You are viewing a plain text version of this content. The canonical link for it is here.

Posted to users@spamassassin.apache.org by Mathieu Nantel <na...@ecopiabio.com> on 2004/10/18 20:32:10 UTC

[OFFTOPIC] Opinions on DSPAM

Good day list,

As I've read a few articles on DSPAM claiming that it's better/faster/sexier 
than spamassassin, I would appreciate having this list's comment on DSPAM. 
I'm sure quite a few of you have tried it and might have some interesting 
experiences to share. My understanding is that DSPAM relies solely on 
algorithms (Bayes, CHI^2), and that complications arise when you have to 
teach your users on how to train the system (which SA doesn't require as it's 
based on other things aside from Bayes).

I'm not wanting to start a church war - please be objective should you reply.

Thanks.
-- 
Mathieu Nantel, RHCE - Systems Manager
Ecopia BioSciences Inc.
(514) 336-2724 x434

Re: Plugin for DSPAM? Was: Re: [OFFTOPIC] Opinions on DSPAM

Posted by Mathieu Nantel <na...@ecopiabio.com>.

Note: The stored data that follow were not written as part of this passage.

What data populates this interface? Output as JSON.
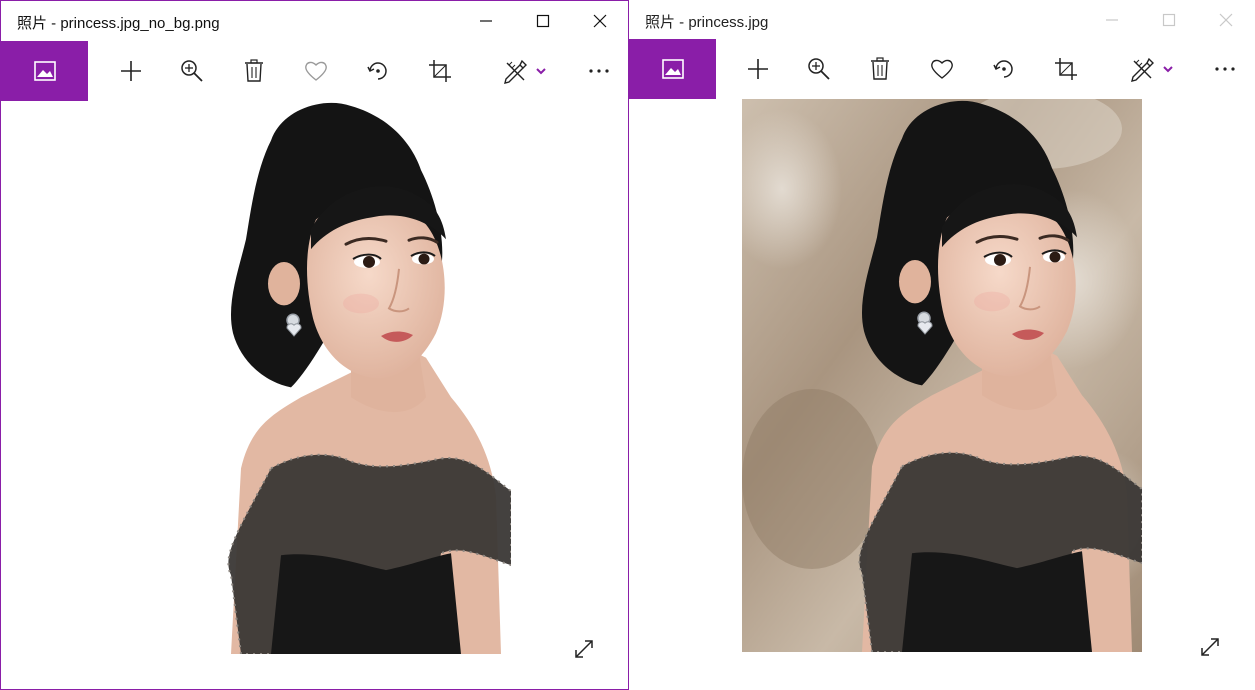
{
  "windows": [
    {
      "id": "left",
      "title": "照片 - princess.jpg_no_bg.png",
      "active": true,
      "image": {
        "background": "transparent (removed)"
      },
      "toolbar": [
        "gallery",
        "add",
        "zoom",
        "delete",
        "favorite",
        "rotate",
        "crop",
        "edit-create",
        "more"
      ]
    },
    {
      "id": "right",
      "title": "照片 - princess.jpg",
      "active": false,
      "image": {
        "background": "blurred"
      },
      "toolbar": [
        "gallery",
        "add",
        "zoom",
        "delete",
        "favorite",
        "rotate",
        "crop",
        "edit-create",
        "more"
      ]
    }
  ],
  "colors": {
    "accent": "#8a1ea8",
    "icon": "#222222",
    "icon_disabled": "#9a9a9a",
    "caption_inactive": "#c8c8c8",
    "hair": "#141414",
    "skin": "#e9c2ad",
    "dress": "#1a1a1a",
    "bg_blur": "#b6a591"
  },
  "icons": {
    "gallery": "gallery-icon",
    "add": "plus-icon",
    "zoom": "zoom-in-icon",
    "delete": "trash-icon",
    "favorite": "heart-icon",
    "rotate": "rotate-icon",
    "crop": "crop-icon",
    "edit": "edit-create-icon",
    "more": "more-icon",
    "expand": "expand-icon"
  }
}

It already exists, as someone else pointed out. Check out the thread...

On October 19, 2004 06:28 am, Federico Giannici wrote:
> Mathieu Nantel wrote:
> > Thanks to all who replied. This sums it up quite well and confirms my
> > doubts about the algorithm-exclusive methods. As always I appreciate this
> > list's objectivity on the topic.
>
> OK, but if it is true that their "learnig methods" are better than SA's
> Bayes, than what about creating a SA plugin to use DSPAM as ONE of SA
> tests?
>
> Bye.

-- 
Mathieu Nantel, RHCE - Systems Manager
Ecopia BioSciences Inc.
(514) 336-2724 x434

Plugin for DSPAM? Was: Re: [OFFTOPIC] Opinions on DSPAM

Posted by Federico Giannici <gi...@neomedia.it>.

Mathieu Nantel wrote:
> Thanks to all who replied. This sums it up quite well and confirms my doubts 
> about the algorithm-exclusive methods. As always I appreciate this list's 
> objectivity on the topic. 

OK, but if it is true that their "learnig methods" are better than SA's 
Bayes, than what about creating a SA plugin to use DSPAM as ONE of SA tests?

Bye.

-- 
___________________________________________________
     __
    |-                      giannici@neomedia.it
    |ederico Giannici      http://www.neomedia.it
___________________________________________________

Re: [OFFTOPIC] Opinions on DSPAM

Posted by Mathieu Nantel <na...@ecopiabio.com>.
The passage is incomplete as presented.